Waiting for Godot and Myth of Sisyphus part 2

     I will continue an examination of Waiting for Godot by introducing a selection from the brilliant book, Reading Godot, by Lois Gordon.  When the actual book arrives from Amazon I will read over everything she has to say.  Gordon begins this section with
"In a world devoid of belief systems, the mind and heart cry out for validation, for the assurance that life has meaning and actions have purpose.  One may accept, as an existential truth, the assumption that despite the individual's endeavors to comprehend or change the world, "there is no new thing under the sun"(Ecclesiastes), and, as Beckett puts it, "the tears of the world are of a constant quantity..."  But one also occupies a world of temporal measurement.  Time passes and one ages, and, facing these inescapable facts, one journeys with tenacious will through the arbitrary divisions of time and space holding onto goals and belief systems as if they were absolute(Bloom pg. 124)

We inhabit both the existential void and also the world of particular time and place.  Like Odysseus searching for his home but lost on an endless sea, we seek solace in the stories of our home culture that give us an enclosed sense, the enclosure we need to derive meaning, whereas we really inhabit a wide-open space with no landmarks, where nothing ever changes, and there is just boundless sea and sky.  In the case of Waiting for Godot, we have a spare landscape with a single tree, which is barren until the second act, when it suddenly has leaves -- one is reminded here of the way time passes on the island of Circe, many years pass without being noticed, have seasons changed between acts?  How long has the waiting been going on?

Godot has meant many things to many people over the years, perhaps it means homecoming and definition.  Without Godot there is purposeless waiting.  But Godot never comes.  The heroes never get home; they don't even have a home.  The world itself is foreign and one is a stranger in it and to oneself.

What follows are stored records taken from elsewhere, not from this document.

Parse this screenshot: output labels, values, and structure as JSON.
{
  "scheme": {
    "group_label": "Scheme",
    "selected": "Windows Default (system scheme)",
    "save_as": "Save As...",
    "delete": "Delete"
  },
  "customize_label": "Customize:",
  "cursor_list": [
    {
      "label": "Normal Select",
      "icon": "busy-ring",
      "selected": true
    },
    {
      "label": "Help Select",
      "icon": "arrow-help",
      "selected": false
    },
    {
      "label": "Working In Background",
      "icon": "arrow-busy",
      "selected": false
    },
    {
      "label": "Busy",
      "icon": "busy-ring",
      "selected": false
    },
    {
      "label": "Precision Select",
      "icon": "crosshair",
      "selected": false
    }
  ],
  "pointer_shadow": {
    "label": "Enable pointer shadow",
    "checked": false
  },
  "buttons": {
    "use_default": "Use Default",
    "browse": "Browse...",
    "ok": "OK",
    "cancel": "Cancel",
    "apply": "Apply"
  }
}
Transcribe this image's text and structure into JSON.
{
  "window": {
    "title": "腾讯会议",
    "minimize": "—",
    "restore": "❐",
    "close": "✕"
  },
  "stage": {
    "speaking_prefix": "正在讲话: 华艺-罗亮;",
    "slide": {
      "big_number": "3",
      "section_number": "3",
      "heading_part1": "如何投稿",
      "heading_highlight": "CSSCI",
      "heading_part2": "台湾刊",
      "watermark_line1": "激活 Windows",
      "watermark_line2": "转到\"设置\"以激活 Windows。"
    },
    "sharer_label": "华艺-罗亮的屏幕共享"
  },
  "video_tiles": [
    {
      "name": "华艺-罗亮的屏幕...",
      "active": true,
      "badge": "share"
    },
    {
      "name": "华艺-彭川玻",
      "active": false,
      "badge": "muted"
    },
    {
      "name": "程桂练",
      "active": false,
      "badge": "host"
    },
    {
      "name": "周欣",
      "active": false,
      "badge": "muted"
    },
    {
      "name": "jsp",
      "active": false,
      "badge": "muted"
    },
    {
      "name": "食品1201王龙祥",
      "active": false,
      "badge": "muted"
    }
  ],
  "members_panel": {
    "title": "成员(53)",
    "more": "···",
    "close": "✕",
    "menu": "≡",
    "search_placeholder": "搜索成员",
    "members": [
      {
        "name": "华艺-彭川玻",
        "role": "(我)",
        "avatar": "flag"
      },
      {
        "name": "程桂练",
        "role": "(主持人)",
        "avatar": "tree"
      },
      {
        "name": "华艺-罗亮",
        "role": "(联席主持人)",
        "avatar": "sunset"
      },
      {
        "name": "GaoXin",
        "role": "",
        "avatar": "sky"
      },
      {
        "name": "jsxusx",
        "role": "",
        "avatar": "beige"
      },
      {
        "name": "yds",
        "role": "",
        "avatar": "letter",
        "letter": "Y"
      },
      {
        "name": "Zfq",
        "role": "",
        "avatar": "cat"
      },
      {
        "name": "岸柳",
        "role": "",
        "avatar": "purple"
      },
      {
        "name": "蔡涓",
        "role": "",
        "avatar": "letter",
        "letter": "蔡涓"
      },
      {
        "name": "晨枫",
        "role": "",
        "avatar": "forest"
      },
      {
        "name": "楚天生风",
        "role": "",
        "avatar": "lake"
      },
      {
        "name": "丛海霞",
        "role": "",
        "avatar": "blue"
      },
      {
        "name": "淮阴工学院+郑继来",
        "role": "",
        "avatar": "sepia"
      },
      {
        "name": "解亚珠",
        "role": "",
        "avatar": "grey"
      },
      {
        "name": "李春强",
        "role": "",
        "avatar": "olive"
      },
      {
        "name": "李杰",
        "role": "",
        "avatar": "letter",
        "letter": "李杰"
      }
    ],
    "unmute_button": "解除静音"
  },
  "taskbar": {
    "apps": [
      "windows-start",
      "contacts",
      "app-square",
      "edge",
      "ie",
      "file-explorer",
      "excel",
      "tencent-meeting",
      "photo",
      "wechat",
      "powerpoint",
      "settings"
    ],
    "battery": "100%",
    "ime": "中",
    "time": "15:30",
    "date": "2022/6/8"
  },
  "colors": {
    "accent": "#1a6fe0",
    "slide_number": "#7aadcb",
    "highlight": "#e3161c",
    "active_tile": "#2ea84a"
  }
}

Waiting, and its weight, must be where people get the analogy between this play and Sisyphus.  As Sisyphus 'waits' until the rock gets to the top and then tumbles down, they wait for Godot.  The wait is arduous, for Godot it is not really a physical exertion necessarily, though Estragon is beaten daily, but the burden is the burden of waiting itself, the need for distraction.  I think of the times when my own mind tries to occupy itself in the presence of menial, tedious work.  I suppose at those moments there is the possibility, for Camus, of a scornful victory over fate.
"For Camus, Sisyphus's perserverence , in literal spite or contempt of the meaninglessness of his task, defined his superiority.  By ignoring the irrationality of his fate and focusing on the blue of the sky and the texture of the rock, he could exult in his defiance of his fate."(pg. 125)
Gordon assures us that Beckett's heroes lack the defiance; they are hardly superior to their fate.  She also reminds us that there is an uncertainty about their location or the day, what they were doing yesterday, or even what they are doing at present.  They constantly repeat the litany that they can't go because they are waiting on Godot.  In all these ways then, Beckett's heroes are not superior to their lot as are Camus' rebels.